New Ranks for Elite Universities to Recognize the Underracks of Diversity

New Ranks for Elite Universities to Recognize the Underracks of Diversity

New Ranks for Elite Universities to Recognize the Underracks of Diversity

As colleges and universities expand their reach through global exchange programs and a growing trend towards diversity and inclusion, the need for expert support and staffing on elite college campuses has become a major issue. From emergency services to support personnel for students with disabilities, and officers to provide increased security, how much can any school rely on a network of faculty and staff working to offer the best of educational facilities?

Yet there is a persistent bias towards privilege that is indicative of elite universities, according to a study published in Perspectives on Psychological Science by Shumeet Banerjee and Jesse Mooney, University of Chicago and University of Virginia researchers respectively. For instance, whites with a command of English were more likely to be recruited as dorm staff than their black peers, and more likely to volunteer as school and library attendants. The researchers noted that hiring based on privilege is not new but has gone mainly unnoticed until recent decades.

Yet it was by no means confined to these findings. The three study results paint a picture of educational institutions averse to taking any measure to lessen the bias against disadvantaged students. The results showed that in contrast to accessibility and diversity efforts of elite institutions, the majority of elite institutions still have fairly fixed “with or without” racial segregation. In this regard, the bias against the disenfranchised has existed for many years. In fact, most of the categories were noted to be “slightly more severe” than almost every other minority group.

From this perspective, Banerjee and Mooney maintain that as colleges and universities transform, the racial underpinnings of inequality will continue to persist.

Consequently, with regard to certain minority groups, such as blacks and Latinos, minority students are no longer the focus of segregated college campuses, but they are the main target. What’s more, the recruitment and recruitment drives are less strict, and many groups are not acknowledged as experiencing discrimination at all. The alternative, reflected in more elite institutions, has been to create mechanisms through which minority groups can integrate into the campus community on an equal basis.

These institutions tend to do so through multi-disciplinary activities with a focus on lifelong and lifelong improvement. They are clearly defined as institutions of “equity and inclusion” that focus on how best to impact disadvantaged student populations to help them succeed.
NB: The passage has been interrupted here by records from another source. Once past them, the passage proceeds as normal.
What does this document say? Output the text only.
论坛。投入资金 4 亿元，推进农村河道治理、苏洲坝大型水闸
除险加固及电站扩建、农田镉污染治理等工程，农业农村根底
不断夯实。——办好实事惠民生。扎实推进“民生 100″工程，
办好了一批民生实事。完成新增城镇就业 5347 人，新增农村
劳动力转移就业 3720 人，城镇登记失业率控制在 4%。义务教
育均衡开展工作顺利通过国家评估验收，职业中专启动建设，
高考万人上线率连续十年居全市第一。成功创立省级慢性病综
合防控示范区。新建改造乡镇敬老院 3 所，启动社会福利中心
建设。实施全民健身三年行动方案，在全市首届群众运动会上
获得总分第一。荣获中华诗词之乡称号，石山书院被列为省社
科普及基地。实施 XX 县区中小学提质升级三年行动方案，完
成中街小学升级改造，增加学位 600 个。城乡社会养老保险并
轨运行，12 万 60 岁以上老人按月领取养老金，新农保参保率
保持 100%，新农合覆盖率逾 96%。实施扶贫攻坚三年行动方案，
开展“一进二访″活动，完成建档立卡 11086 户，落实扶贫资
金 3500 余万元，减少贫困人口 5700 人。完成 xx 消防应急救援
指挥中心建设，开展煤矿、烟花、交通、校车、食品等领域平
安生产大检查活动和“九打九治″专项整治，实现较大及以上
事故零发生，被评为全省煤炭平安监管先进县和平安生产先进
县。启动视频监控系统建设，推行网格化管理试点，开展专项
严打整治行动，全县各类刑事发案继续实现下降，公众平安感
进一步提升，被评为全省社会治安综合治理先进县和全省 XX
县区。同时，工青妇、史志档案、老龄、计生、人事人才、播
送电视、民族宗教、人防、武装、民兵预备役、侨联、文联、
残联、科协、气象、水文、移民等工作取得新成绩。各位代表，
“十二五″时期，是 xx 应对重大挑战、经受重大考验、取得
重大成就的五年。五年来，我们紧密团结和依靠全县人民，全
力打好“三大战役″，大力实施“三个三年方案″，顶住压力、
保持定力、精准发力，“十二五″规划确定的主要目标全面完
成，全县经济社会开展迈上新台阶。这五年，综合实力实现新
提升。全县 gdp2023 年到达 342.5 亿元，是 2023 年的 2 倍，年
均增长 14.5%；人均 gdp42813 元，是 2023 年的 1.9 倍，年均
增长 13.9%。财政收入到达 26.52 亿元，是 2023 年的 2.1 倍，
If institutions committed to helping minority groups become the focus of their educational efforts and consequently, the significant efforts they are making in this area, would be opened up to the prospective students, job prospects would dramatically improve.

Nevertheless, the study has received mixed reactions.

“Often the term privilege can be used to support harassment of minorities,” observed Ronald Simon, Deputy Director of Institutional Research and Administration for the American Council on Education (ACE), citing the use of the term as a form of “identity politics”.

“There’s nothing good about it,” argued the second co-author, Mooney. “If you label it and label it and label it, then it doesn’t matter,” he added.

Yet for some, the results confirm that minority students are not being given the full attention they require.

“These studies help to affirm the failure of our college admissions policies that ignore socioeconomic discrimination and still place undue privilege in the hands of the affluent,” say Joseph Winston, Director of Policy Research at the University of Pennsylvania.

“The ‘post-racial’ story that is being sold to the public today was carried out not only on the backs of the few, but on the backs of the many,” adds J. Jose De Jesus, Fellow at the National Latino and Puerto Rican Heritage Institute.

As schools try to grow and scale, diversity and inequality are two conflicting issues that will likely continue to be present. Educational environments that are supposed to be accessible, inclusive, and positive will continue to be skewed towards the marginalized. Will institutionalized bias be truly eradicated when elite colleges expand? Only time will tell.